Video created by Fnatic

Upper-Body Study: “The impact of upper-body compression wear on muscle tissue oxygen saturation during extended video gameplay in competitive gamers”

Competitive gamers perform between 500 and 600 mouse and keyboard actions per minute on a typical training day, which usually lasts from five to ten hours of play with no break.

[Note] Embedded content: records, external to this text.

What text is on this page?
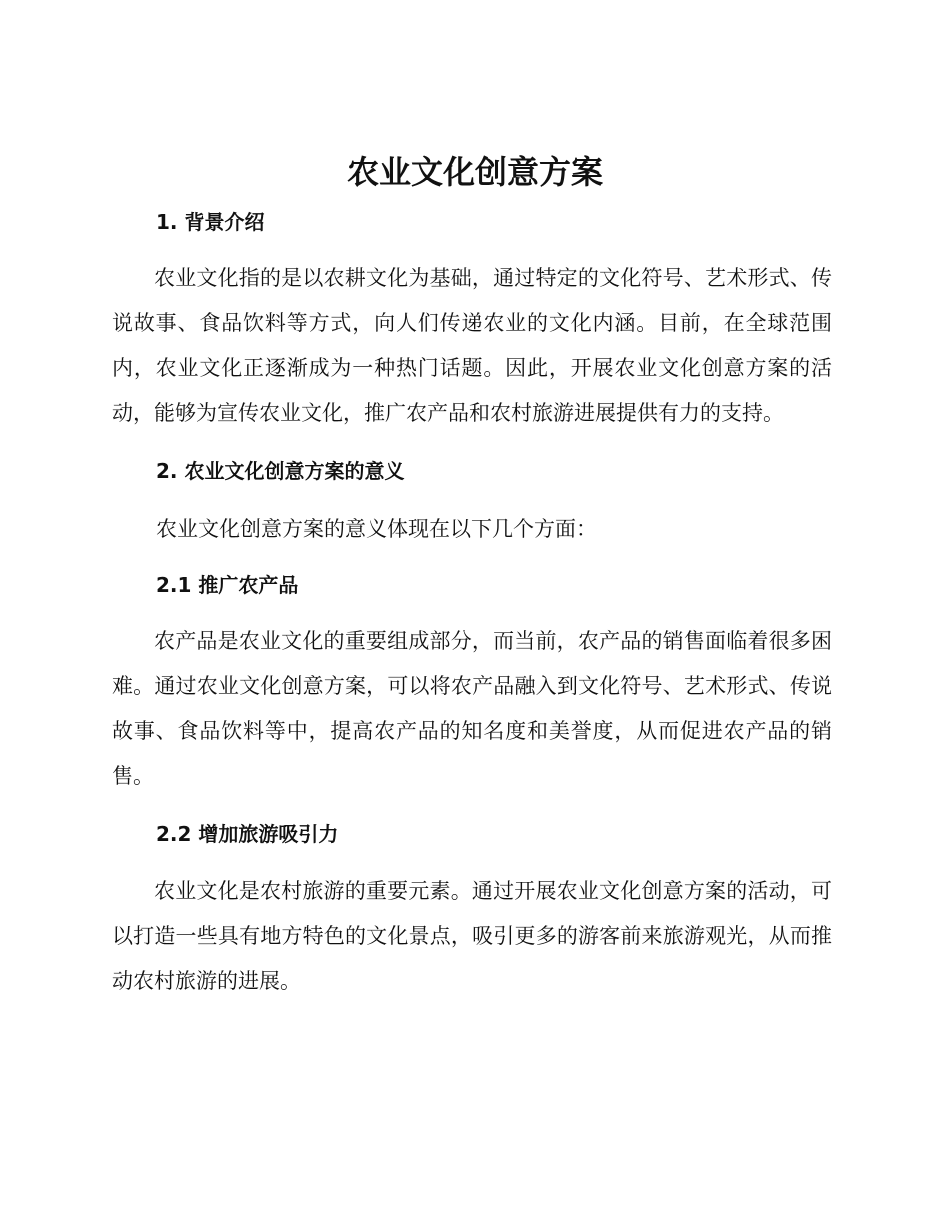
农业文化创意方案
1. 背景介绍

农业文化指的是以农耕文化为基础，通过特定的文化符号、艺术形式、传说故事、食品饮料等方式，向人们传递农业的文化内涵。目前，在全球范围内，农业文化正逐渐成为一种热门话题。因此，开展农业文化创意方案的活动，能够为宣传农业文化，推广农产品和农村旅游进展提供有力的支持。

2. 农业文化创意方案的意义
农业文化创意方案的意义体现在以下几个方面：
2.1 推广农产品

农产品是农业文化的重要组成部分，而当前，农产品的销售面临着很多困难。通过农业文化创意方案，可以将农产品融入到文化符号、艺术形式、传说故事、食品饮料等中，提高农产品的知名度和美誉度，从而促进农产品的销售。

2.2 增加旅游吸引力

农业文化是农村旅游的重要元素。通过开展农业文化创意方案的活动，可以打造一些具有地方特色的文化景点，吸引更多的游客前来旅游观光，从而推动农村旅游的进展。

In comparison, office workers perform an average of 130 to 180 keyboard and mouse inputs over the course of an eight-hour workday. With such intense fine motor demands, esports players commonly experience overuse injuries, particularly in the wrist and fingers. However, little research has been conducted to measure these muscles’ oxygen demands during periods of prolonged gaming. Given this, Center for Esports Medicine researchers will measure how oxygen demands in the wrist extensor and finger muscles change when gamers wear an arm compression sleeve.

The team will measure the balance between oxygen delivery and oxygen consumption in the muscles using the biomarker “SmO2,” an indicator for muscle exertion. When SmO2 drops and muscles lose oxygen, individuals experience muscle fatigue.

Ten healthy collegiate players will wear the compression sleeve on their dominant arm (from upper arm to wrist) while sensors monitor SmO2 levels in the extensor carpi radialis, an outer forearm muscle that controls wrist movement while gaming. The players’ SmO2 levels will be evaluated during bouts of high-intensity interval grid shot training, with and without the sleeve. Gamers will also be asked to rate their perceived exertion, comfort level, and performance.

The researchers hypothesize that upper-body compression garments will allow muscles to retain oxygen longer, improving gamers’ recovery.